Berkowitz’s first killing was on July 29, 1976 when shot Donna Lauria, 18, dead and injured her friend, Jody Valenti, 19.
He had previously been called the .44 Calibre Killer before he revealed himself to press and police in letters because all the killings were done with the same calibre gun.
Over the next year, five more people would die – Christine Freund, 26, Virginia Voskerichian, 19, Valentina Suriani, 18, and Alexander Esau, 20, Stacy Moskowitz, 20 – at regular intervals before his capture.
The New York police launched the biggest manhunt in the city’s history with hundreds of officers chasing blind leads after each shooting.
Sam Roberts from the New York Daily News, which received a letter from the killer, said: ‘He was writing about a dog that talked to him and gave him orders to kill.’
Captain Joseph Borelli, from the Son of City Task Force, said: ‘He terrified the city.

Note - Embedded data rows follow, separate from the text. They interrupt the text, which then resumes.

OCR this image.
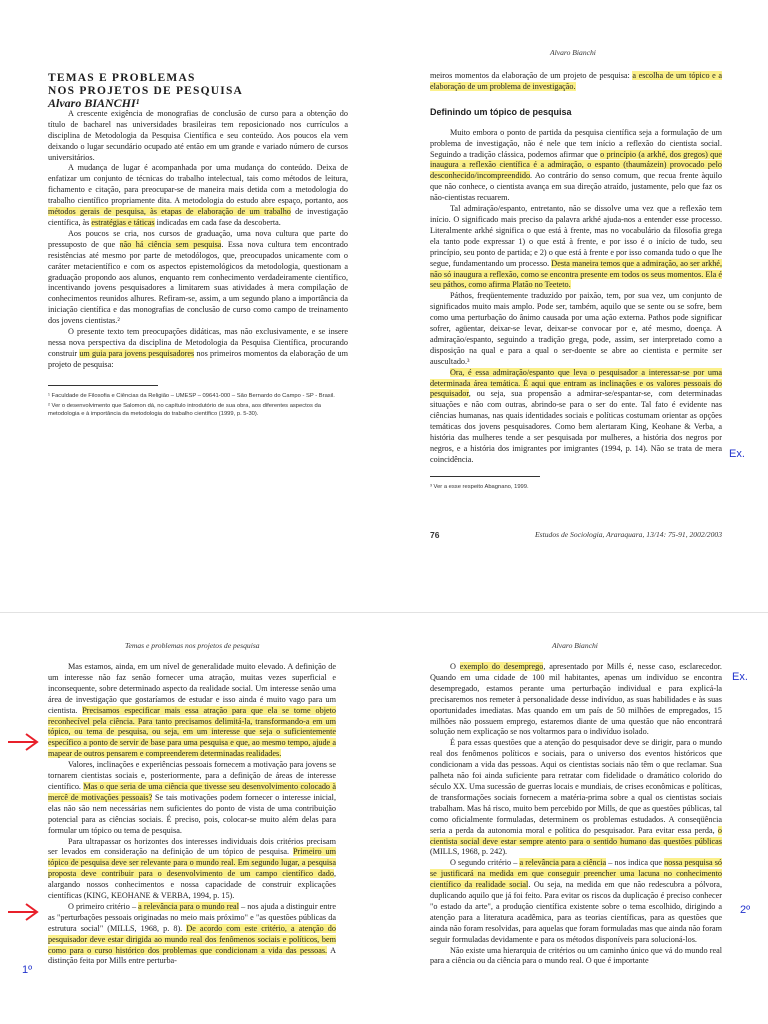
TEMAS E PROBLEMAS

NOS PROJETOS DE PESQUISA

Alvaro BIANCHI¹

A crescente exigência de monografias de conclusão de curso para a obtenção do título de bacharel nas universidades brasileiras tem reposicionado nos currículos a disciplina de Metodologia da Pesquisa Científica e seu conteúdo. Aos poucos ela vem deixando o lugar secundário ocupado até então em um grande e variado número de cursos universitários.

A mudança de lugar é acompanhada por uma mudança do conteúdo. Deixa de enfatizar um conjunto de técnicas do trabalho intelectual, tais como métodos de leitura, fichamento e citação, para preocupar-se de maneira mais detida com a metodologia do trabalho científico propriamente dita. A metodologia do estudo abre espaço, portanto, aos métodos gerais de pesquisa, às etapas de elaboração de um trabalho de investigação científica, às estratégias e táticas indicadas em cada fase da descoberta.

Aos poucos se cria, nos cursos de graduação, uma nova cultura que parte do pressuposto de que não há ciência sem pesquisa. Essa nova cultura tem encontrado resistências até mesmo por parte de metodólogos, que, preocupados unicamente com o caráter metacientífico e com os aspectos epistemológicos da metodologia, questionam a graduação propondo aos alunos, enquanto rem conhecimento verdadeiramente científico, incentivando jovens pesquisadores a limitarem suas atividades à mera compilação de conhecimentos reunidos alhures. Refiram-se, assim, a um segundo plano a importância da iniciação científica e das monografias de conclusão de curso como campo de treinamento dos jovens cientistas.²

O presente texto tem preocupações didáticas, mas não exclusivamente, e se insere nessa nova perspectiva da disciplina de Metodologia da Pesquisa Científica, procurando construir um guia para jovens pesquisadores nos primeiros momentos da elaboração de um projeto de pesquisa:

¹ Faculdade de Filosofia e Ciências da Religião – UMESP – 09641-000 – São Bernardo do Campo - SP - Brasil.

² Ver o desenvolvimento que Salomon dá, no capítulo introdutório de sua obra, aos diferentes aspectos da metodologia e à importância da metodologia do trabalho científico (1999, p. 5-30).

Alvaro Bianchi

meiros momentos da elaboração de um projeto de pesquisa: a escolha de um tópico e a elaboração de um problema de investigação.

Definindo um tópico de pesquisa

Muito embora o ponto de partida da pesquisa científica seja a formulação de um problema de investigação, não é nele que tem início a reflexão do cientista social. Seguindo a tradição clássica, podemos afirmar que o princípio (a arkhé, dos gregos) que inaugura a reflexão científica é a admiração, o espanto (thaumázein) provocado pelo desconhecido/incompreendido. Ao contrário do senso comum, que recua frente àquilo que não conhece, o cientista avança em sua direção atraído, justamente, pelo que faz os não-cientistas recuarem.

Tal admiração/espanto, entretanto, não se dissolve uma vez que a reflexão tem início. O significado mais preciso da palavra arkhé ajuda-nos a entender esse processo. Literalmente arkhé significa o que está à frente, mas no vocabulário da filosofia grega ela tanto pode expressar 1) o que está à frente, e por isso é o início de tudo, seu princípio, seu ponto de partida; e 2) o que está à frente e por isso comanda tudo o que lhe segue, fundamentando um processo. Desta maneira temos que a admiração, ao ser arkhé, não só inaugura a reflexão, como se encontra presente em todos os seus momentos. Ela é seu páthos, como afirma Platão no Teeteto.

Páthos, freqüentemente traduzido por paixão, tem, por sua vez, um conjunto de significados muito mais amplo. Pode ser, também, aquilo que se sente ou se sofre, bem como uma perturbação do ânimo causada por uma ação externa. Pathos pode significar sofrer, agüentar, deixar-se levar, deixar-se convocar por e, até mesmo, doença. A admiração/espanto, seguindo a tradição grega, pode, assim, ser interpretado como a disposição na qual e para a qual o ser-doente se abre ao cientista e permite ser auscultado.³

Ora, é essa admiração/espanto que leva o pesquisador a interessar-se por uma determinada área temática. É aqui que entram as inclinações e os valores pessoais do pesquisador, ou seja, sua propensão a admirar-se/espantar-se, com determinadas situações e não com outras, abrindo-se para o ser do ente. Tal fato é evidente nas ciências humanas, nas quais identidades sociais e políticas costumam orientar as opções temáticas dos jovens pesquisadores. Como bem alertaram King, Keohane & Verba, a história das mulheres tende a ser pesquisada por mulheres, a história dos negros por negros, e a história dos imigrantes por imigrantes (1994, p. 14). Não se trata de mera coincidência.

³ Ver a esse respeito Abagnano, 1999.

76	Estudos de Sociologia, Araraquara, 13/14: 75-91, 2002/2003
Ex.
Temas e problemas nos projetos de pesquisa

Mas estamos, ainda, em um nível de generalidade muito elevado. A definição de um interesse não faz senão fornecer uma atração, muitas vezes superficial e inconsequente, sobre determinado aspecto da realidade social. Um interesse senão uma área de investigação que gostaríamos de estudar e isso ainda é muito vago para um cientista. Precisamos especificar mais essa atração para que ela se torne objeto reconhecível pela ciência. Para tanto precisamos delimitá-la, transformando-a em um tópico, ou tema de pesquisa, ou seja, em um interesse que seja o suficientemente específico a ponto de servir de base para uma pesquisa e que, ao mesmo tempo, ajude a mapear de outros pensarem e compreenderem determinadas realidades.

Valores, inclinações e experiências pessoais fornecem a motivação para jovens se tornarem cientistas sociais e, posteriormente, para a definição de áreas de interesse científico. Mas o que seria de uma ciência que tivesse seu desenvolvimento colocado à mercê de motivações pessoais? Se tais motivações podem fornecer o interesse inicial, elas não são nem necessárias nem suficientes do ponto de vista de uma contribuição potencial para as ciências sociais. É preciso, pois, colocar-se muito além delas para formular um tópico ou tema de pesquisa.

Para ultrapassar os horizontes dos interesses individuais dois critérios precisam ser levados em consideração na definição de um tópico de pesquisa. Primeiro um tópico de pesquisa deve ser relevante para o mundo real. Em segundo lugar, a pesquisa proposta deve contribuir para o desenvolvimento de um campo científico dado, alargando nossos conhecimentos e nossa capacidade de construir explicações científicas (KING, KEOHANE & VERBA, 1994, p. 15).

O primeiro critério – a relevância para o mundo real – nos ajuda a distinguir entre as "perturbações pessoais originadas no meio mais próximo" e "as questões públicas da estrutura social" (MILLS, 1968, p. 8). De acordo com este critério, a atenção do pesquisador deve estar dirigida ao mundo real dos fenômenos sociais e políticos, bem como para o curso histórico dos problemas que condicionam a vida das pessoas. A distinção feita por Mills entre perturba-

1º
Alvaro Bianchi

O exemplo do desemprego, apresentado por Mills é, nesse caso, esclarecedor. Quando em uma cidade de 100 mil habitantes, apenas um indivíduo se encontra desempregado, estamos perante uma perturbação individual e para explicá-la precisaremos nos remeter à personalidade desse indivíduo, as suas habilidades e às suas oportunidades imediatas. Mas quando em um país de 50 milhões de empregados, 15 milhões não possuem emprego, estaremos diante de uma questão que não encontrará solução nem explicação se nos voltarmos para o indivíduo isolado.

É para essas questões que a atenção do pesquisador deve se dirigir, para o mundo real dos fenômenos políticos e sociais, para o universo dos eventos históricos que condicionam a vida das pessoas. Aqui os cientistas sociais não têm o que reclamar. Sua palheta não foi ainda suficiente para retratar com fidelidade o dramático colorido do século XX. Uma sucessão de guerras locais e mundiais, de crises econômicas e políticas, de transformações sociais fornecem a matéria-prima sobre a qual os cientistas sociais trabalham. Mas há risco, muito bem percebido por Mills, de que as questões públicas, tal como oficialmente formuladas, determinem os problemas estudados. A conseqüência seria a perda da autonomia moral e política do pesquisador. Para evitar essa perda, o cientista social deve estar sempre atento para o sentido humano das questões públicas (MILLS, 1968, p. 242).

O segundo critério – a relevância para a ciência – nos indica que nossa pesquisa só se justificará na medida em que conseguir preencher uma lacuna no conhecimento científico da realidade social. Ou seja, na medida em que não redescubra a pólvora, duplicando aquilo que já foi feito. Para evitar os riscos da duplicação é preciso conhecer "o estado da arte", a produção científica existente sobre o tema escolhido, dirigindo a atenção para a literatura acadêmica, para as teorias científicas, para as questões que ainda não foram resolvidas, para aquelas que foram formuladas mas que ainda não foram seguir formuladas devidamente e para os métodos disponíveis para solucioná-los.

Não existe uma hierarquia de critérios ou um caminho único que vá do mundo real para a ciência ou da ciência para o mundo real. O que é importante

Ex.
2º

I mean, I’ve never seen people like that.
‘The hardest cases in the world for a homicide detective are strangers — stranger on stranger. You have very little to go with, because you don’t have a motive, you may not have any witnesses, right? So, you’re at a dead standstill.’
His last shooting was his undoing, however, as he was issued with a parking ticket which led police to his door after a woman walking her dog said she had spotted him before the killing of Stacy Moskowitz.

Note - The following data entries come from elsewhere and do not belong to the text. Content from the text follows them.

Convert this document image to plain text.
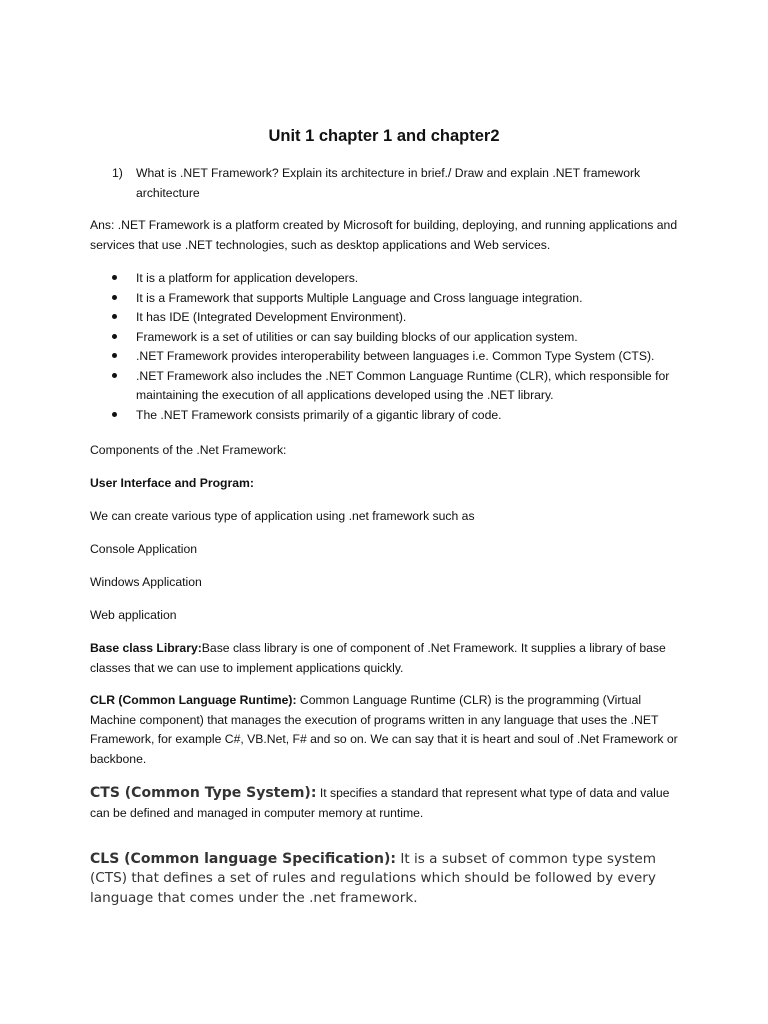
Unit 1 chapter 1 and chapter2
1) What is .NET Framework? Explain its architecture in brief./ Draw and explain .NET framework architecture

Ans: .NET Framework is a platform created by Microsoft for building, deploying, and running applications and services that use .NET technologies, such as desktop applications and Web services.

It is a platform for application developers.
It is a Framework that supports Multiple Language and Cross language integration.
It has IDE (Integrated Development Environment).
Framework is a set of utilities or can say building blocks of our application system.
.NET Framework provides interoperability between languages i.e. Common Type System (CTS).
.NET Framework also includes the .NET Common Language Runtime (CLR), which responsible for maintaining the execution of all applications developed using the .NET library.
The .NET Framework consists primarily of a gigantic library of code.

Components of the .Net Framework:

User Interface and Program:

We can create various type of application using .net framework such as

Console Application

Windows Application

Web application

Base class Library:Base class library is one of component of .Net Framework. It supplies a library of base classes that we can use to implement applications quickly.

CLR (Common Language Runtime): Common Language Runtime (CLR) is the programming (Virtual Machine component) that manages the execution of programs written in any language that uses the .NET Framework, for example C#, VB.Net, F# and so on. We can say that it is heart and soul of .Net Framework or backbone.

CTS (Common Type System): It specifies a standard that represent what type of data and value can be defined and managed in computer memory at runtime.

CLS (Common language Specification): It is a subset of common type system (CTS) that defines a set of rules and regulations which should be followed by every language that comes under the .net framework.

The Mayor of New York Abe Beame was so relieved the killer had been caught he relaxed the law banning alcohol from police headquarters and paid for officers to celebrate the end of the manhunt.
Berkowitz was pronounced mentally fit to stand trial and pleaded guilty in 1978. He was sentenced to six consecutive life sentences, one for each person he killed.
As the Son of Sam was on his killing spree, the Yorkshire Ripper was doing the same in England. However, police made a fateful mistake when they believed it was a prankster who was was goading them in the style of the American killer.
There were many similarities between the killers, with both evading the police for so long, and both were caught due to driving offences when hundreds of detectives had been trying to catch them.
Like so many killers, Berkowitz has become a born-again Christian behind bars. CBS News screened an exclusive interview with Berkowitz on the 40th anniversary of his arrest on Friday.
He said: ‘Well, I’ve, I’ve apologised many times and I just always sort of let them know that I’m very sorry for what happened and, eh, I wish I could go back and change things.
‘And I hope these people are getting along in life as best as possible. I never forget where I came from, and what my situation was like some four decades ago.
‘People that were hurt, people that are still in pain, suffering the loss because of my criminal actions. And I never forget that. Sometimes that weighs very heavy on me.’
Speaking about his killing spree in 1977 he blithely blamed the devil for his crimes.
He said: ‘It was just a break from reality, thought I was doing something to appease the devil. I’m sorry for it, but I really don’t want to talk about it anymore.
‘Because at this time I was serving him. I was serving him. I feel that he had taken over my mind and body. And I just surrendered to those very dark forces, I regret that with all my heart but that was like 40 years ago.’
But although it was ‘like 40 years ago’, Berkowitz’s victims are still suffering with the consequences of having starring roles they did not want in the summer of Sam.
Robert Violante, who survived but his girlfriend Stacy did not, said: ‘The bullet totally destroyed the left eye and most of my right eye and uh, you know, full of blood, I couldn’t see anything but I could hear Stacy moaning.
‘The saddest part, that I never got to really know Stacy. I didn’t have any children cause I never got married, never had any children, unfortunately.
‘He ruined not just my life, 12 other lives, plus their families. So, how do you forgive something like that, somebody like that? You don’t.’
Fellow survivor Carl Denaro added: ‘It kind of took over my personality and wherever I went everything would just stop and you’d just hear whispering, “That guy that got shot by Son of Sam”.
‘And it got to the point where it became disturbing for me and I really felt like I was losing my identity.’